So you want to rent an NVIDIA H100 cluster? 2024 Consumer Guide

Pricing, Transparency, and Economics

  • Several commenters note the article is light on concrete prices; many vendors insist on private, quote-based deals.
  • One data point: median H100 Infiniband cluster price from a meta-source is around $2.3–2.47 per GPU-hour.
  • A back-of-envelope for 256 H100s at $2.47/h is ~$455k/month, implying ~21 months to recoup $10M of GPUs (excluding power, infra, and ops) — seen as a tough business with rapid depreciation risk.
  • Discussion highlights deliberate price discrimination in high-end markets and the difficulty of “price discovery,” especially for non-technical buyers.

Networking: InfiniBand vs Ethernet

  • InfiniBand is reported to systematically outperform Ethernet for large distributed training (3–10% at 16 nodes; gap widens with scale) and to be more reliable.
  • Ethernet-based RoCE clusters can work, but require careful design (lossless Ethernet, separate compute vs storage networks, avoiding packet reordering).
  • Lead times for current-gen IB switches are reported as ~50+ weeks, pushing some to Ethernet.
  • PCIe topology and switches are stressed as critical when combining many GPUs and high-speed NICs.

Cluster Design: New vs Used Hardware

  • Some argue used Mellanox/IB gear is cheap and reliable for labs.
  • Others reject used gear for a commercial GPU cloud, prioritizing vendor support contracts, uptime guarantees, and avoiding blame on unsupported hardware.

AMD MI300x vs Nvidia H100 and Software Stack

  • One operator is building a 128-GPU MI300x Ethernet cluster, positioning AMD as the “underdog” with strong vendor support and lower strategic risk than joining the Nvidia crowd.
  • ROCm is recognized as the CUDA-equivalent but widely viewed as immature; some ML users say that alone is a deal-breaker today.
  • Technical limitations (e.g., missing PCIe passthrough for multi-tenant VMs) currently block fine-grained GPU rental; container-based workarounds have drawbacks.

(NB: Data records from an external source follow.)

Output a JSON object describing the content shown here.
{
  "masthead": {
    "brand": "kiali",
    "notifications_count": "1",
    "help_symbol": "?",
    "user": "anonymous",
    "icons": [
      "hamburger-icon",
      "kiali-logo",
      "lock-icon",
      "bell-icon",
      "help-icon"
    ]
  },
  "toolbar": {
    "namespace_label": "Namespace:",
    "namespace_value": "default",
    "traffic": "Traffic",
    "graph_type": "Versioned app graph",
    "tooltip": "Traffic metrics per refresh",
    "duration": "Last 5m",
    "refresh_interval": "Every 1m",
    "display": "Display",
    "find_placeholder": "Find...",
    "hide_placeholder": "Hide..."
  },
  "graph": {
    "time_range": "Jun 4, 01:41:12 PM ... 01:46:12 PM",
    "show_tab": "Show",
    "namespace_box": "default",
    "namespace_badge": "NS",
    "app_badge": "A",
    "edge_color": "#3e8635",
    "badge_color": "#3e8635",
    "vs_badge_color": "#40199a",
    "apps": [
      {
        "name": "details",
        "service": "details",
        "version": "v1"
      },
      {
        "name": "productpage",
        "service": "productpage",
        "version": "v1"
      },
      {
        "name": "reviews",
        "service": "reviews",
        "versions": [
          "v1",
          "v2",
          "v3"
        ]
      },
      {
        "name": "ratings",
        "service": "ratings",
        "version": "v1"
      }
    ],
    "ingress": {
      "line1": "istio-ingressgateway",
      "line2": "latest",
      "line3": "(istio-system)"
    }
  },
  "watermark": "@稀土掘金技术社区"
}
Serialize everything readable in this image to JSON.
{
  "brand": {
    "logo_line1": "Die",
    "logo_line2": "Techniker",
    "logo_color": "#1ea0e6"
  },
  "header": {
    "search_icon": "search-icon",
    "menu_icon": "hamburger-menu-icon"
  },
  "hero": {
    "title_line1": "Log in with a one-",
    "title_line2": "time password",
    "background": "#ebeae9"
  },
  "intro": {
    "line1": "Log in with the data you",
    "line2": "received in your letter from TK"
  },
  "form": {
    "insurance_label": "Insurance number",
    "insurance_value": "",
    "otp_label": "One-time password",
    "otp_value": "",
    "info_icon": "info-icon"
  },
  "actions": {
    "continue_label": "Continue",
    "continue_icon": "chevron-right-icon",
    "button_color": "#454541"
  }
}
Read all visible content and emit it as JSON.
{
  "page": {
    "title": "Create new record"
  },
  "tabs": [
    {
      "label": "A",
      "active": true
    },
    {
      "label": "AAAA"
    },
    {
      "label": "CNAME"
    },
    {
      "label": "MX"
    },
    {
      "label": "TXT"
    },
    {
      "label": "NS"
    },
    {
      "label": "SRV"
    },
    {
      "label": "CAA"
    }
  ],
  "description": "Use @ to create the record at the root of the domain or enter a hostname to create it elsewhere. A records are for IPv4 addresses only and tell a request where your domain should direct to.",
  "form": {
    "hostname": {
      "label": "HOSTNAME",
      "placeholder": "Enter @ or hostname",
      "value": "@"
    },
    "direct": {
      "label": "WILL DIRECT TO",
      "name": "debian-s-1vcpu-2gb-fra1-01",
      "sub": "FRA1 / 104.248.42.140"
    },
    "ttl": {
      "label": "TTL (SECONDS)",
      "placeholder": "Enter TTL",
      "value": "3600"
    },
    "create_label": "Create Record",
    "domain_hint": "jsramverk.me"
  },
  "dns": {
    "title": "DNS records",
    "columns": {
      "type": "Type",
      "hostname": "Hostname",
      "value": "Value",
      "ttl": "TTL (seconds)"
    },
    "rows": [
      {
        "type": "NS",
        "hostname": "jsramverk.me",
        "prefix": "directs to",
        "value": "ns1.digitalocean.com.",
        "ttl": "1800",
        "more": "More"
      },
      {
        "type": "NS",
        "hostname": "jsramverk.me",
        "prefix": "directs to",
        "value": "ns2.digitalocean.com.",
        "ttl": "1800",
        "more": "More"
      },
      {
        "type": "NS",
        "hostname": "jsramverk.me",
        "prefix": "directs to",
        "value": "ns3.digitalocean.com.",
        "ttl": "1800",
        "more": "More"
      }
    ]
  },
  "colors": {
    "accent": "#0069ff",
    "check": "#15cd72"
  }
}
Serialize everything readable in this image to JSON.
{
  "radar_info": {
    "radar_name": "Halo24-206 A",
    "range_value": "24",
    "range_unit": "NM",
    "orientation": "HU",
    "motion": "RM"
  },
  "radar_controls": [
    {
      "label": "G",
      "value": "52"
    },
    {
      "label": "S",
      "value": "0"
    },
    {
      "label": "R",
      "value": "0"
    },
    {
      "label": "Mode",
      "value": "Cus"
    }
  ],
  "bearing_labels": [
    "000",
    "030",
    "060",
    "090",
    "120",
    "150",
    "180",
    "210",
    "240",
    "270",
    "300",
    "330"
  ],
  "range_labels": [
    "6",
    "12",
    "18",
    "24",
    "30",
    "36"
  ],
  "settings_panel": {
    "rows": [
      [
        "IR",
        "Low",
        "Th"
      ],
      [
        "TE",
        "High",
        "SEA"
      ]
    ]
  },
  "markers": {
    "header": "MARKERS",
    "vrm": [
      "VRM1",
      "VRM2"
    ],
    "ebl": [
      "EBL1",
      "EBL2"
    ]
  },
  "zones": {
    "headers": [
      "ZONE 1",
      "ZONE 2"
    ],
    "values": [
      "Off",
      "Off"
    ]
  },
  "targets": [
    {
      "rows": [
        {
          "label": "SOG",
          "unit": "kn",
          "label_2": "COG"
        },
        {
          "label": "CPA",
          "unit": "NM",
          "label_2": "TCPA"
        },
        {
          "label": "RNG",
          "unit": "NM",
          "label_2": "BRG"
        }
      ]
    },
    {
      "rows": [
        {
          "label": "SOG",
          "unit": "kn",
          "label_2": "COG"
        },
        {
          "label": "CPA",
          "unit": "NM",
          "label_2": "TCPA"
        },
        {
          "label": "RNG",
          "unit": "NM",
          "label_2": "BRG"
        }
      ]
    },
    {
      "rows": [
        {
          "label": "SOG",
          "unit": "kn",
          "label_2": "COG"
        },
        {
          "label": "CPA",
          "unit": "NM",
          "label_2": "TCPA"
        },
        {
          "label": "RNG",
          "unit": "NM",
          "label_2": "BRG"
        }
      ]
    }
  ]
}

Datacenter Power and “Green” Claims

  • Multiple comments discuss “green” datacenters, hydro-heavy regions (PNW, Quebec, Iceland), and future solar+battery-powered DCs.
  • There is debate over whether buying “green” power actually reduces global CO₂, versus needing strong regulation.
  • Large AI clusters are estimated to consume on the order of tens to hundreds of MW; renewables plus large batteries are argued by some to be already cost-competitive at that scale.